# [B]A bloodline Question[/B]



## tonios (Jul 24, 2009)

I am still new to APBT even when I own one in the past. My question my be silly a one, but because its been awhile I REALLY don't know this...are there still any pure bloodline around? example an all Colby dog or eli??? Please go easy on this beginner. Thanks


----------



## Sadie's Dad (Jul 9, 2009)

tonios said:


> I am still new to APBT even when I own one in the past. My question my be silly a one, but because its been awhile I REALLY don't know this...are there still any pure bloodline around? example an all Colby dog or eli??? Please go easy on this beginner.
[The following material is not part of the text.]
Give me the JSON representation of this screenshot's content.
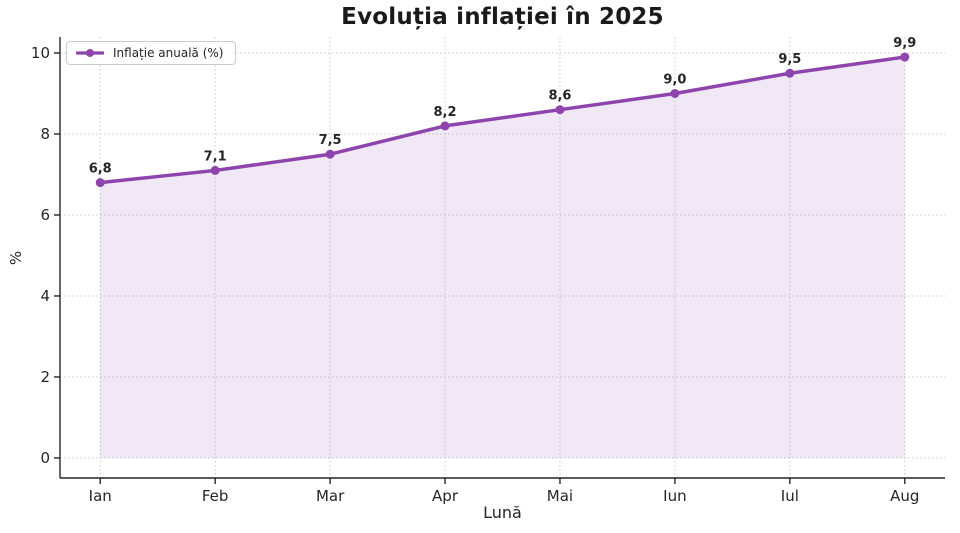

Thanks


I don't know I am new to APBTs as well good question.:goodpost::goodpost:


----------



## eliezer (Nov 13, 2008)

yes there is and expensive if you want really tight bred uncrossed dogs. good luck finding them cause the people that have them have closed yards.
now if you looking for a "new" bloodline that comes from a cross of an old one then yes there is plenty out there


----------



## tonios (Jul 24, 2009)

Thanks eliezer for your reply, I joined gopitbull.com a few days ago and I love the comments, info, Ideas and the thoughts people are sharing here.


----------



## Brandys_BabyJayda (May 27, 2009)

my female is colby and eli she was a good penny.


----------



## performanceknls (Apr 4, 2009)

Brandys_BabyJayda said:


> my female is colby and eli she was a good penny.


do you have a ped to post?


----------